The effects of the investigation continue to be felt at Blues' headquarters in Owings Mills where an embarrassed board of directors searches for ways to restore the public's confidence in the "name to trust."

Mr. Donaho has proposed a 10-point plan to strengthen his regulatory authority over the Blues. The insurance commissioner wants the power to increase level of reserves required, prohibit the ownership of non-health care subsidiaries, examine records of all Blues affiliates and subsidiaries, to fine company officers and directors for failure to obey a commissioner's order and to remove directors if they disobey his rules.

Already, however, state lawmakers are coming up with their own ways to reign in the Blues.

State Sen. Walter Baker, D-Cecil, is considering calling for a special investigation of the Blues "because the Blue Cross rates are going up and up and people can't afford the Blue Cross rates."

"If the management of the company is, as indicated in the paper, I think there should be an investigation. We had the savings and loan fiasco, didn't we?" Mr. Baker asked.

Del. Joan B. Pitkin, D-Prince George's, has a list of possible actions. She wants to cap the administrative costs of a health insurer by restricting them to a certain percentage; to limit the Blues' investment in other business to "areas of their expertise, which is health care;" to give the state rate-making authority over the Blues' group customers.
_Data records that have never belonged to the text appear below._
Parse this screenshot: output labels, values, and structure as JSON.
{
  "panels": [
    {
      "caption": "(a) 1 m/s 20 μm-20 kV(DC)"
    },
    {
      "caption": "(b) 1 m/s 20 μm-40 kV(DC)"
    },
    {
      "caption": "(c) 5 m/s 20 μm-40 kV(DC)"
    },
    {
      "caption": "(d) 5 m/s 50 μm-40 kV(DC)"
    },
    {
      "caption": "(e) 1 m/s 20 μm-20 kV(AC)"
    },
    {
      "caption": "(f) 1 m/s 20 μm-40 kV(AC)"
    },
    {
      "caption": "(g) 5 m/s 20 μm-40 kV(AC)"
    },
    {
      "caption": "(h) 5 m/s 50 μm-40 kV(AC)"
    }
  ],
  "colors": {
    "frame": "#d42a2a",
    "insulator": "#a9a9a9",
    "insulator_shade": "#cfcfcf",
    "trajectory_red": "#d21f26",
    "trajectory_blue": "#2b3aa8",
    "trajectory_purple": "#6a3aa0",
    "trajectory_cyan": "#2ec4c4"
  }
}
"It's a touchy business. I think there will be a lot of screaming about the state getting into people's business," said Ms. Pitkin, who sits on the Environmental Matters Committee, which handles health issues. "There are a lot of forces at work."

Governor Schaefer has refused to discuss the Blues controversy publicly. And the governor's legislative aides say it's too early to know if Mr. Donaho's requests will be embraced by Mr. Schaefer.